IgE plays a central role in mediating type I hypersensitivity reactions that are responsible for causing allergic diseases, including allergic asthma, allergic rhinitis, atopic dermatitis, and others. Allergic reactions are the responses of the immune system toward harmless environmental substances, such as dust mites, tree and grass pollens, certain food and drugs, and bee and fire ant bites. In such reactions, the binding of an allergen to IgE on the surface of basophils and mast cells causes the cross-linking of IgE and the aggregation of the underlying receptors of IgE.Fc, the type I IgE.Fc receptors, or FcεRI. This receptor aggregation subsequently activates the signaling pathway leading to the exocytosis of granules and the release of pharmacologic mediators, such as histamine, leukotrienes, tryptase, cytokines and chemokines. The release of those mediators from mast cells and basophils causes the various pathological manifestations of allergy.
Anti-IgE antibodies that bind to free IgE in the blood and in interstitial fluid and to mIgE on B cells, but not to IgE bound by FcεRI on basophils and mast cells, have been developed for treating IgE-mediated allergic diseases. The treatment with a humanized anti-IgE antibody, omalizumab (trade name Xolair), has shown multiple pharmacologic effects in attenuating type I hypersensitivity in various allergic indications. The antibody binds to IgE with high affinity at a site in the CH3 domain of Fc that overlaps with the binding site of FcεRI. Hence, the therapy is based on the binding of the antibody to free IgE and to mIgE on B lymphoblasts and on memory B cells, which leads to the reduction of overall free IgE level in blood and interstitial fluid.
The binding of anti-IgE to free IgE further prevents IgE binding to FcεRI on the surface of basophils and mast cells. As the FcεRI unoccupied by IgE is unstable and subsequently internalized and degraded, the depletion of free IgE with anti-IgE binding also gradually down-regulates FcεRI on basophils and mast cells.
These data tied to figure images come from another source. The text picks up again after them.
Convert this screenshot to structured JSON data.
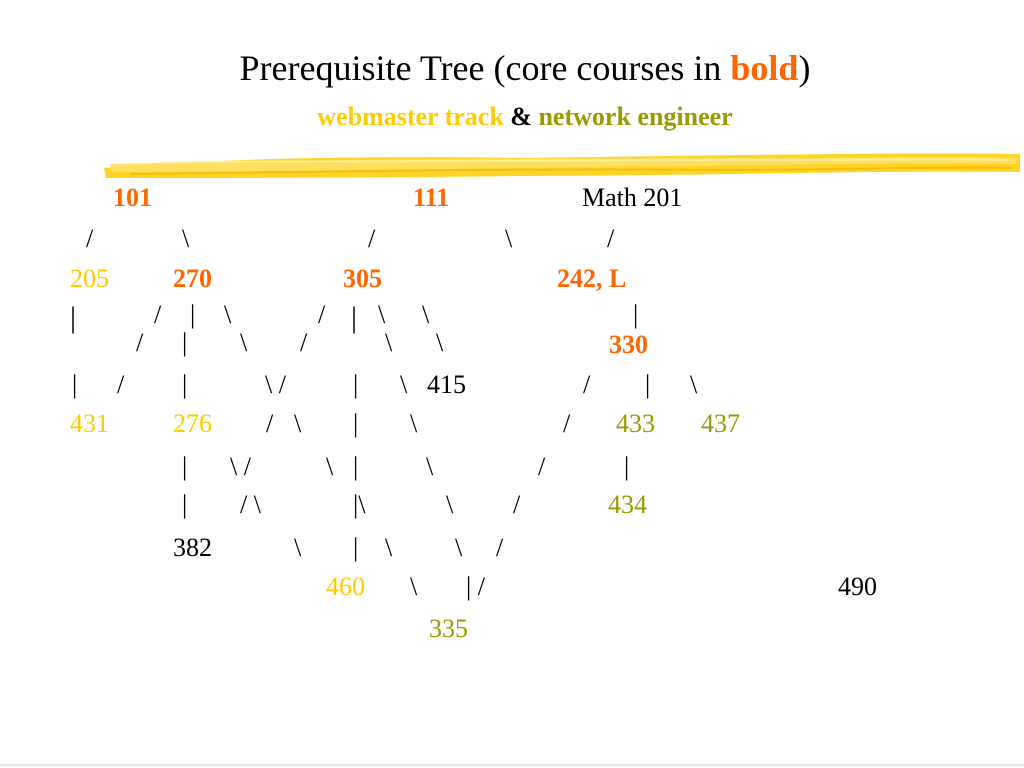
{
  "title": {
    "text_prefix": "Prerequisite Tree (core courses in ",
    "bold_word": "bold",
    "text_suffix": ")"
  },
  "subtitle": {
    "part1": "webmaster track",
    "sep": " & ",
    "part2": "network engineer"
  },
  "colors": {
    "core": "#ff6600",
    "webmaster": "#ffcc00",
    "network": "#999900",
    "plain": "#000000"
  },
  "courses": {
    "c101": "101",
    "c111": "111",
    "math201": "Math 201",
    "c205": "205",
    "c270": "270",
    "c305": "305",
    "c242": "242, L",
    "c330": "330",
    "c415": "415",
    "c431": "431",
    "c276": "276",
    "c433": "433",
    "c437": "437",
    "c434": "434",
    "c382": "382",
    "c460": "460",
    "c490": "490",
    "c335": "335"
  },
  "connectors": {
    "row1": [
      "/",
      "\\",
      "/",
      "\\",
      "/"
    ],
    "row2": [
      "|",
      "/",
      "|",
      "\\",
      "/",
      "|",
      "\\",
      "\\",
      "|"
    ],
    "row3": [
      "|",
      "/",
      "|",
      "\\",
      "/",
      "|",
      "\\",
      "\\"
    ],
    "row4": [
      "|",
      "/",
      "|",
      "\\ /",
      "|",
      "\\",
      "/",
      "|",
      "\\"
    ],
    "row5": [
      "/",
      "\\",
      "|",
      "\\",
      "/"
    ],
    "row6": [
      "|",
      "\\ /",
      "\\",
      "|",
      "\\",
      "/",
      "|"
    ],
    "row7": [
      "|",
      "/ \\",
      "|\\",
      "\\",
      "/"
    ],
    "row8": [
      "\\",
      "|",
      "\\",
      "\\",
      "/"
    ],
    "row9": [
      "\\",
      "| /"
    ]
  }
}
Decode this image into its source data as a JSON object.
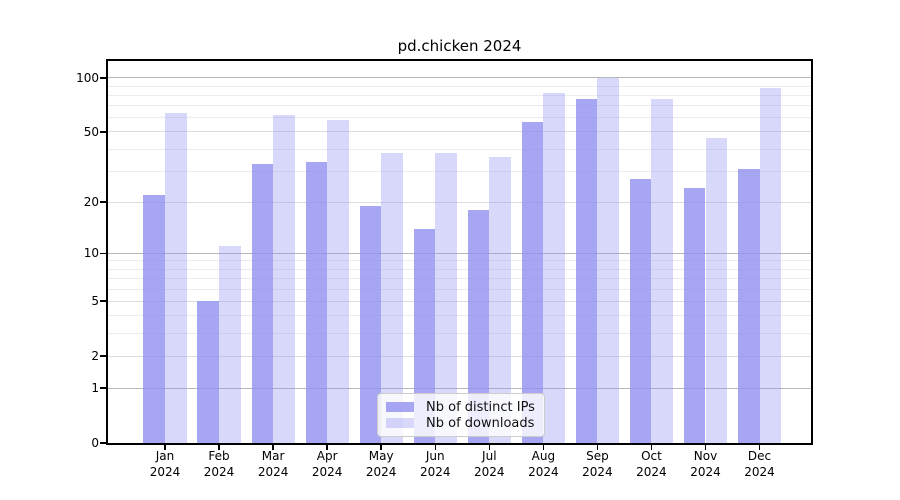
{
  "chart_data": {
    "type": "bar",
    "title": "pd.chicken 2024",
    "categories": [
      "Jan 2024",
      "Feb 2024",
      "Mar 2024",
      "Apr 2024",
      "May 2024",
      "Jun 2024",
      "Jul 2024",
      "Aug 2024",
      "Sep 2024",
      "Oct 2024",
      "Nov 2024",
      "Dec 2024"
    ],
    "series": [
      {
        "name": "Nb of distinct IPs",
        "values": [
          22,
          5,
          33,
          34,
          19,
          14,
          18,
          57,
          76,
          27,
          24,
          31
        ],
        "base_color": "#9090f0",
        "alpha": 0.8
      },
      {
        "name": "Nb of downloads",
        "values": [
          64,
          11,
          62,
          58,
          38,
          38,
          36,
          82,
          100,
          76,
          46,
          88
        ],
        "base_color": "#9090f0",
        "alpha": 0.35
      }
    ],
    "xlabel": "",
    "ylabel": "",
    "yscale": "log1p",
    "ylim": [
      0,
      124
    ],
    "yticks": [
      0,
      1,
      2,
      5,
      10,
      20,
      50,
      100
    ],
    "yticks_decade": [
      1,
      10,
      100
    ],
    "yticks_minor": [
      3,
      4,
      6,
      7,
      8,
      9,
      30,
      40,
      60,
      70,
      80,
      90
    ],
    "grid": true,
    "legend_position": "lower center"
  },
  "colors": {
    "decade_grid": "#b8b8b8",
    "major_grid": "#dddddd",
    "minor_grid": "#ececec",
    "spine": "#000000",
    "text": "#000000"
  }
}
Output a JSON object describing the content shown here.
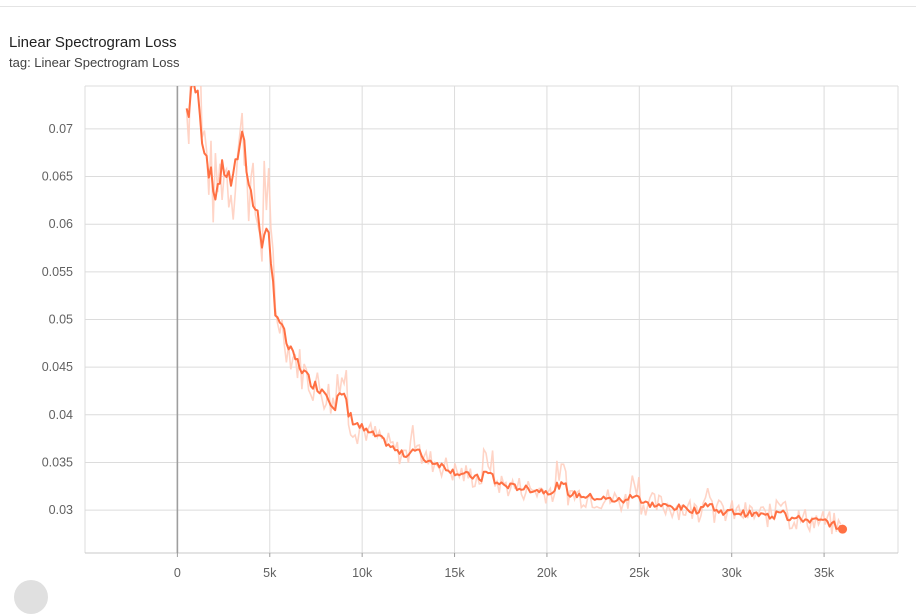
{
  "header": {
    "title": "Linear Spectrogram Loss",
    "tag": "tag: Linear Spectrogram Loss"
  },
  "chart_data": {
    "type": "line",
    "title": "Linear Spectrogram Loss",
    "subtitle": "tag: Linear Spectrogram Loss",
    "xlabel": "",
    "ylabel": "",
    "xlim": [
      -5000,
      39000
    ],
    "ylim": [
      0.0255,
      0.0745
    ],
    "x_ticks": [
      0,
      5000,
      10000,
      15000,
      20000,
      25000,
      30000,
      35000
    ],
    "x_tick_labels": [
      "0",
      "5k",
      "10k",
      "15k",
      "20k",
      "25k",
      "30k",
      "35k"
    ],
    "y_ticks": [
      0.03,
      0.035,
      0.04,
      0.045,
      0.05,
      0.055,
      0.06,
      0.065,
      0.07
    ],
    "y_tick_labels": [
      "0.03",
      "0.035",
      "0.04",
      "0.045",
      "0.05",
      "0.055",
      "0.06",
      "0.065",
      "0.07"
    ],
    "grid": true,
    "colors": {
      "smoothed": "#ff7043",
      "raw": "#ffccbc",
      "grid": "#dcdcdc",
      "zero_axis": "#9e9e9e"
    },
    "series": [
      {
        "style": "smoothed",
        "x": [
          500,
          1000,
          1500,
          2000,
          2500,
          3000,
          3300,
          3600,
          3800,
          4000,
          4300,
          4600,
          5000,
          5300,
          5700,
          6000,
          6500,
          7000,
          7500,
          8000,
          8500,
          9000,
          9500,
          10000,
          10500,
          11000,
          12000,
          13000,
          14000,
          15000,
          16000,
          17000,
          18000,
          19000,
          20000,
          21000,
          22000,
          23000,
          24000,
          25000,
          26000,
          27000,
          28000,
          29000,
          30000,
          31000,
          32000,
          33000,
          34000,
          35000,
          35500,
          36000
        ],
        "y": [
          0.072,
          0.0715,
          0.068,
          0.063,
          0.066,
          0.064,
          0.068,
          0.07,
          0.065,
          0.063,
          0.061,
          0.058,
          0.055,
          0.051,
          0.049,
          0.047,
          0.0455,
          0.044,
          0.043,
          0.0425,
          0.041,
          0.0405,
          0.0395,
          0.0385,
          0.038,
          0.0375,
          0.036,
          0.0355,
          0.035,
          0.034,
          0.0335,
          0.033,
          0.0325,
          0.0322,
          0.032,
          0.0318,
          0.0315,
          0.0312,
          0.031,
          0.0308,
          0.0305,
          0.0303,
          0.03,
          0.0299,
          0.0298,
          0.0296,
          0.0294,
          0.0292,
          0.029,
          0.0288,
          0.0285,
          0.028
        ]
      }
    ],
    "last_point": {
      "x": 36000,
      "y": 0.028
    }
  }
}
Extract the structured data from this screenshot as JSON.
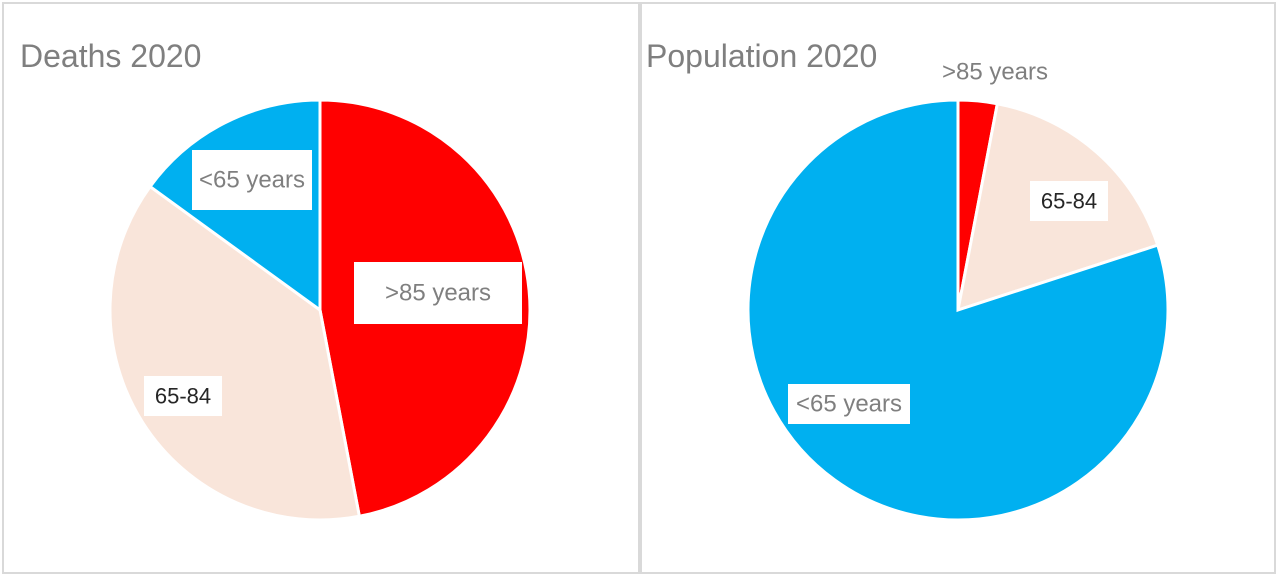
{
  "chart_data": [
    {
      "type": "pie",
      "title": "Deaths 2020",
      "slices": [
        {
          "label": ">85 years",
          "value": 47,
          "color": "#ff0000",
          "label_color": "#7f7f7f"
        },
        {
          "label": "65-84",
          "value": 38,
          "color": "#f9e5da",
          "label_color": "#262626"
        },
        {
          "label": "<65 years",
          "value": 15,
          "color": "#00b0f0",
          "label_color": "#7f7f7f"
        }
      ]
    },
    {
      "type": "pie",
      "title": "Population 2020",
      "slices": [
        {
          "label": ">85 years",
          "value": 3,
          "color": "#ff0000",
          "label_color": "#7f7f7f"
        },
        {
          "label": "65-84",
          "value": 17,
          "color": "#f9e5da",
          "label_color": "#262626"
        },
        {
          "label": "<65 years",
          "value": 80,
          "color": "#00b0f0",
          "label_color": "#7f7f7f"
        }
      ]
    }
  ]
}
Evidence for other effects of the antibody therapy has been found, including the neutralization of cytokinergic activities, the attenuation of overall inflammatory activity, and possibly the sweeping of allergens through the accumulation of IgE-anti-IgE immune complexes.
One of the inventors (T. W. Chang) of this invention discovered that in addition to the antigenic site on CH3 of IgE that omalizumab binds to, another antigenic site, referred to as CεmX, exists on human mIgE for the targeting of mIgE-expressing B lymphocytes. CεmX is a 52-amino acid segment located between the CH4 domain and the C-terminal membrane-anchoring segment of human membrane-bound ε chain (mε). It has been shown that in most human subjects studied, the mε without CεmX (mεS) accounts for minute proportions, whereas mε chain with CεmX (mεL) is dominantly expressed. The mRNAs for ε chain of free, secreted IgE and for mεS and mεL of mIgE are all derived from alternative splicing of the ε RNA transcript. The amino acid and nucleotide sequences of CεmX are unique in the entire protein and DNA databases. Therefore, CεmX provides a unique antigenic site for targeting mIgE and the mIgE-expressing B cells.
The research group of Chang previously reported the development of several CεmX-specific mouse monoclonal antibodies, including a20, which can bind to recombinant proteins containing CεmX segment and to cells of SKO-007 cell line, which was a human myeloma-derived cell line expressing human mIgE, and to cells of a CHO cell line, which was transfected with the gene corresponding to the segment from CH2 domain through the cytoplasmic end of mεL (mεL(CH2-CM); CM: cytoplasm). The monoclonal antibody a20 and all antibodies developed earlier were found to bind to an 8-a. a. peptidic region, RADWPGPP (SEQ ID NO:1), residues #45-52, at the C-terminal end of the 52 aa CεmX domain.